Elias Cheboud helped bridge Victoria to his native Ethiopia.
Special to The Globe and Mail
December 20, 2010
VICTORIA
A week after his sudden death, Elias Cheboud’s friends still speak of him in the present tense.
He died after a sudden illness on Dec. 12 while working on a development project in his native Ethiopia. He was 51.
He is mourned in his homeland and in Victoria, where his sons and their mother live. He forged unlikely bonds between a peaceful campus in the rainforest and a sun-parched African land where violence is all too familiar.
Mr. Cheboud had led student demonstrations calling for greater democracy in Ethiopia, earning the enmity of a Marxist regime. He was arrested, tortured, and narrowly escaped being murdered. He fled to a refugee camp in Djibouti, before starting a new life in Alberta.
He had wanted to be a doctor and had worked as a medic, only to learn in his adopted land that his qualifications meant nothing. He started over, listening to the radio and reading newspapers to improve his English before enrolling in college in his early 30s. He came to the University of Victoria 17 years ago to study social work.
“He was a student of mine,” professor Barbara Whittington said. “But he wasn’t. I was a student of his.
“He was the most compassionately confrontational, challenging person. He treated you as an equal, so that meant you’d better shape up.”
After completing a bachelor’s degree, he commuted by ferry to Vancouver for his master’s, while working part-time as a drug and alcohol counsellor for the provincial ministry of children and families. He then earned a doctorate in education in Victoria, while also serving as the president of the Victoria Coalition for the Survivors of Torture.
He was a bridge builder. And not just metaphorically.
He initiated exchanges between the campus and his homeland. Once, a Victoria student and a professor were visiting a town in eastern Ethiopia when told about an annual tragedy. Heavy summer rains turned a rivulet into a torrent, cutting the town in half. Children on one side of the divide needed to ford the dangerous waters to get to school. Some drowned trying to do so.
The Canadians returned home, where they began a campaign to raise $10,000 for a bridge. In Africa, Mr. Cheboud encouraged the local effort, cajoling the carpenters into donate their time for a span designed by Ethiopian engineers.
“Elias would lure you into coming,” Ms. Whittington said of her own experience in Africa. “They can’t pay you, so you have to get there yourself. He makes you work you like a dog. But the project is so interesting you’d want to go back.”
Six years ago, he returned to his homeland, where he supported an extended family while working as a researcher and professor with the University for Peace, which is affiliated with the United Nations. Based in Addis Ababa, he was traveling when he took ill one evening earlier this month. He got to hospital and was seen by a doctor, but died before dawn. Family and friends are now awaiting the results of an autopsy.

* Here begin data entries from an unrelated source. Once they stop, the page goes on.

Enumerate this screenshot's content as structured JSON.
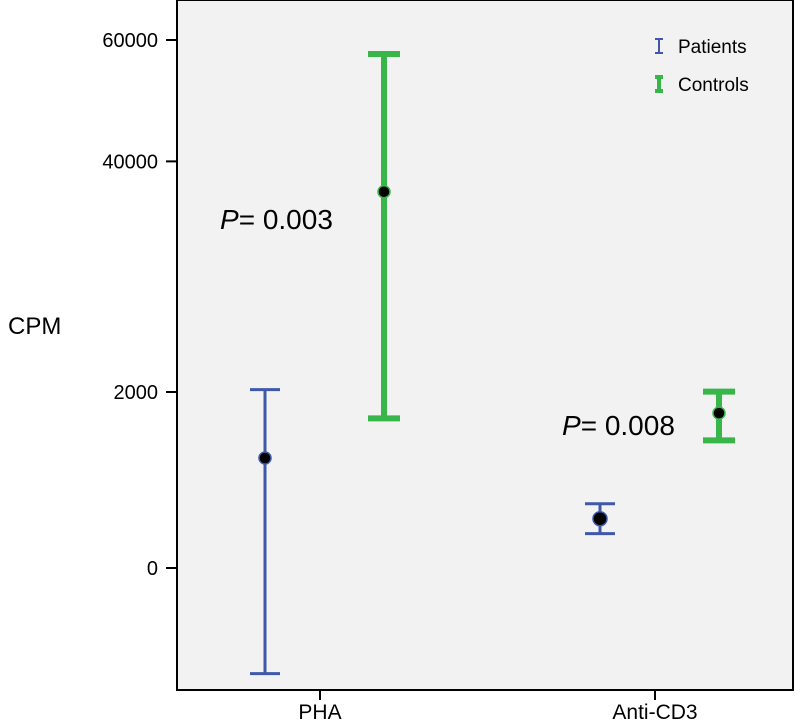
{
  "chart_data": {
    "type": "scatter",
    "subtype": "error-bar",
    "ylabel": "CPM",
    "y_axis_scale": "broken: lower segment 0-2000, upper segment 2000-60000",
    "y_ticks": [
      "0",
      "2000",
      "40000",
      "60000"
    ],
    "categories": [
      "PHA",
      "Anti-CD3"
    ],
    "background": "#f2f2f2",
    "legend_position": "top-right",
    "series": [
      {
        "name": "Patients",
        "color": "#4058a8",
        "points": [
          {
            "category": "PHA",
            "mean": 1250,
            "low": -1200,
            "high": 2400
          },
          {
            "category": "Anti-CD3",
            "mean": 560,
            "low": 390,
            "high": 730
          }
        ]
      },
      {
        "name": "Controls",
        "color": "#38b64a",
        "points": [
          {
            "category": "PHA",
            "mean": 35000,
            "low": 1700,
            "high": 57700
          },
          {
            "category": "Anti-CD3",
            "mean": 1760,
            "low": 1450,
            "high": 2060
          }
        ]
      }
    ],
    "annotations": [
      {
        "category": "PHA",
        "italic": "P",
        "text": "= 0.003"
      },
      {
        "category": "Anti-CD3",
        "italic": "P",
        "text": "= 0.008"
      }
    ]
  }
}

He had been born in a dusty, hardscrabble village northwest of the capital, near the dramatic gorge carved by the Blue Nile. Nearby can be found the famous Debre Libanos monastery, originally founded in the 13th-century, razed and resurrected as the heart of the Ethiopian church over the centuries. It is a place of peace where blood has been spilt, most notoriously after an unspeakable massacre of monks, deacons and the faithful ordered by a fascist governor during the Italian occupation. The monastery, once a centre of learning, never fully recovered from the atrocity.
The sun-baked soil of the complex includes a cemetery in which earlier this month was buried a man who found a safer life overseas but returned to repair his homeland.

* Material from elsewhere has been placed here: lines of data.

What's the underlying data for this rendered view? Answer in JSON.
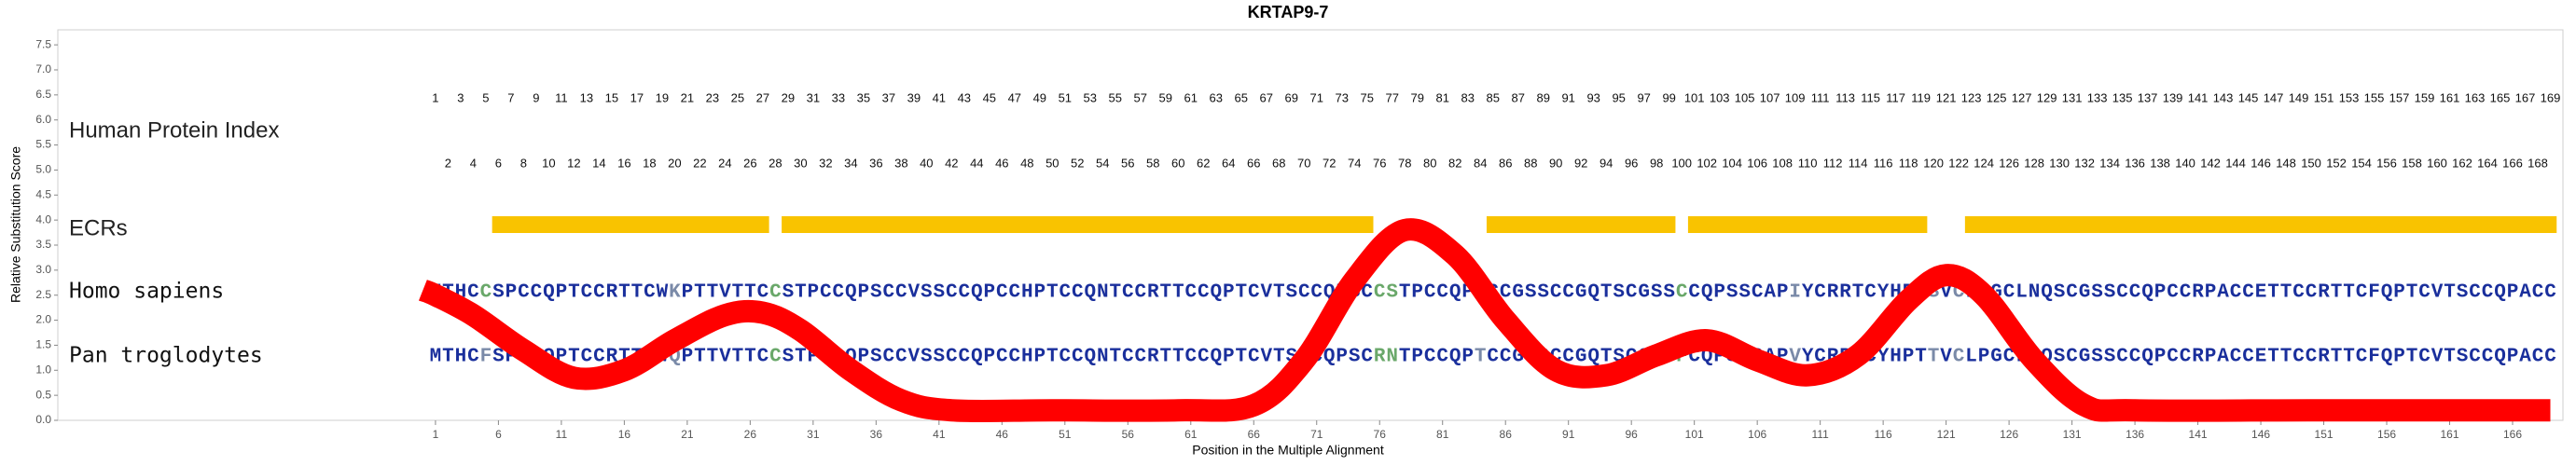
{
  "chart_data": {
    "type": "line",
    "title": "KRTAP9-7",
    "xlabel": "Position in the Multiple Alignment",
    "ylabel": "Relative Substitution Score",
    "xlim": [
      -29,
      170
    ],
    "ylim": [
      0,
      7.8
    ],
    "xticks": [
      1,
      6,
      11,
      16,
      21,
      26,
      31,
      36,
      41,
      46,
      51,
      56,
      61,
      66,
      71,
      76,
      81,
      86,
      91,
      96,
      101,
      106,
      111,
      116,
      121,
      126,
      131,
      136,
      141,
      146,
      151,
      156,
      161,
      166
    ],
    "yticks": [
      {
        "value": 0,
        "label": "0.0"
      },
      0.5,
      {
        "value": 1,
        "label": "1.0"
      },
      1.5,
      {
        "value": 2,
        "label": "2.0"
      },
      2.5,
      {
        "value": 3,
        "label": "3.0"
      },
      3.5,
      {
        "value": 4,
        "label": "4.0"
      },
      4.5,
      {
        "value": 5,
        "label": "5.0"
      },
      5.5,
      {
        "value": 6,
        "label": "6.0"
      },
      6.5,
      {
        "value": 7,
        "label": "7.0"
      },
      7.5
    ],
    "series": [
      {
        "color": "#ff0000",
        "x": [
          0,
          1,
          4,
          8,
          12,
          16,
          20,
          24,
          27,
          30,
          34,
          38,
          42,
          50,
          60,
          66,
          70,
          74,
          78,
          82,
          86,
          90,
          94,
          98,
          102,
          106,
          110,
          114,
          118,
          121,
          124,
          128,
          132,
          136,
          150,
          169
        ],
        "values": [
          2.6,
          2.5,
          2.1,
          1.4,
          0.85,
          1.0,
          1.6,
          2.1,
          2.15,
          1.8,
          1.0,
          0.4,
          0.2,
          0.2,
          0.2,
          0.3,
          1.2,
          2.8,
          3.8,
          3.3,
          2.0,
          1.0,
          0.9,
          1.3,
          1.6,
          1.2,
          0.9,
          1.3,
          2.4,
          2.9,
          2.5,
          1.2,
          0.3,
          0.2,
          0.2,
          0.2
        ]
      }
    ],
    "index_track": {
      "label": "Human Protein Index",
      "numbers": [
        1,
        2,
        3,
        4,
        5,
        6,
        7,
        8,
        9,
        10,
        11,
        12,
        13,
        14,
        15,
        16,
        17,
        18,
        19,
        20,
        21,
        22,
        23,
        24,
        25,
        26,
        27,
        28,
        29,
        30,
        31,
        32,
        33,
        34,
        35,
        36,
        37,
        38,
        39,
        40,
        41,
        42,
        43,
        44,
        45,
        46,
        47,
        48,
        49,
        50,
        51,
        52,
        53,
        54,
        55,
        56,
        57,
        58,
        59,
        60,
        61,
        62,
        63,
        64,
        65,
        66,
        67,
        68,
        69,
        70,
        71,
        72,
        73,
        74,
        75,
        76,
        77,
        78,
        79,
        80,
        81,
        82,
        83,
        84,
        85,
        86,
        87,
        88,
        89,
        90,
        91,
        92,
        93,
        94,
        95,
        96,
        97,
        98,
        99,
        100,
        101,
        102,
        103,
        104,
        105,
        106,
        107,
        108,
        109,
        110,
        111,
        112,
        113,
        114,
        115,
        116,
        117,
        118,
        119,
        120,
        121,
        122,
        123,
        124,
        125,
        126,
        127,
        128,
        129,
        130,
        131,
        132,
        133,
        134,
        135,
        136,
        137,
        138,
        139,
        140,
        141,
        142,
        143,
        144,
        145,
        146,
        147,
        148,
        149,
        150,
        151,
        152,
        153,
        154,
        155,
        156,
        157,
        158,
        159,
        160,
        161,
        162,
        163,
        164,
        165,
        166,
        167,
        168,
        169
      ]
    },
    "ecr_track": {
      "label": "ECRs",
      "color": "#f9c300",
      "ranges": [
        [
          6,
          27
        ],
        [
          29,
          75
        ],
        [
          85,
          99
        ],
        [
          101,
          119
        ],
        [
          123,
          169
        ]
      ]
    },
    "sequences": [
      {
        "label": "Homo sapiens",
        "segments": [
          {
            "text": "MTHC",
            "color": "#1a2f9c"
          },
          {
            "text": "C",
            "color": "#6aa86a"
          },
          {
            "text": "SPCCQPTCCRTTCW",
            "color": "#1a2f9c"
          },
          {
            "text": "K",
            "color": "#7a8aa8"
          },
          {
            "text": "PTTVTTC",
            "color": "#1a2f9c"
          },
          {
            "text": "C",
            "color": "#6aa86a"
          },
          {
            "text": "STPCCQPSCCVSSCCQPCCHPTCCQNTCCRTTCCQPTCVTSCCQPSC",
            "color": "#1a2f9c"
          },
          {
            "text": "CS",
            "color": "#6aa86a"
          },
          {
            "text": "TPCCQP",
            "color": "#1a2f9c"
          },
          {
            "text": "I",
            "color": "#7a8aa8"
          },
          {
            "text": "CCGSSCCGQTSCGSS",
            "color": "#1a2f9c"
          },
          {
            "text": "C",
            "color": "#6aa86a"
          },
          {
            "text": "CQPSSCAP",
            "color": "#1a2f9c"
          },
          {
            "text": "I",
            "color": "#7a8aa8"
          },
          {
            "text": "YCRRTCYHPT",
            "color": "#1a2f9c"
          },
          {
            "text": "S",
            "color": "#7a8aa8"
          },
          {
            "text": "V",
            "color": "#1a2f9c"
          },
          {
            "text": "C",
            "color": "#7a8aa8"
          },
          {
            "text": "LPGCLNQSCGSSCCQPCCRPACCETTCCRTTCFQPTCVTSCCQPACC",
            "color": "#1a2f9c"
          }
        ]
      },
      {
        "label": "Pan troglodytes",
        "segments": [
          {
            "text": "MTHC",
            "color": "#1a2f9c"
          },
          {
            "text": "F",
            "color": "#7a8aa8"
          },
          {
            "text": "SPCCQPTCCRTTCW",
            "color": "#1a2f9c"
          },
          {
            "text": "Q",
            "color": "#7a8aa8"
          },
          {
            "text": "PTTVTTC",
            "color": "#1a2f9c"
          },
          {
            "text": "C",
            "color": "#6aa86a"
          },
          {
            "text": "STPCCQPSCCVSSCCQPCCHPTCCQNTCCRTTCCQPTCVTSCCQPSC",
            "color": "#1a2f9c"
          },
          {
            "text": "RN",
            "color": "#6aa86a"
          },
          {
            "text": "TPCCQP",
            "color": "#1a2f9c"
          },
          {
            "text": "T",
            "color": "#7a8aa8"
          },
          {
            "text": "CCGSSCCGQTSCGSS",
            "color": "#1a2f9c"
          },
          {
            "text": "F",
            "color": "#6aa86a"
          },
          {
            "text": "CQPSSCAP",
            "color": "#1a2f9c"
          },
          {
            "text": "V",
            "color": "#7a8aa8"
          },
          {
            "text": "YCRRTCYHPT",
            "color": "#1a2f9c"
          },
          {
            "text": "T",
            "color": "#7a8aa8"
          },
          {
            "text": "V",
            "color": "#1a2f9c"
          },
          {
            "text": "C",
            "color": "#7a8aa8"
          },
          {
            "text": "LPGCLNQSCGSSCCQPCCRPACCETTCCRTTCFQPTCVTSCCQPACC",
            "color": "#1a2f9c"
          }
        ]
      }
    ]
  }
}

“Hundreds of people gathered there as it was also his home area,” a witness to the Cheboud funeral wrote. “It is so much of a loss for everyone and more so for his mother whom he adored so much.”
At 9:30 a.m. on Monday, a memorial service will be held at the Interfaith chapel on the University of Victoria campus.
Back in Chiro, the footbridge was completed before the rains came in July. No one drowned this season. It is said the local schoolchildren sing songs of praise for the people of a faraway city who helped them get to school safely.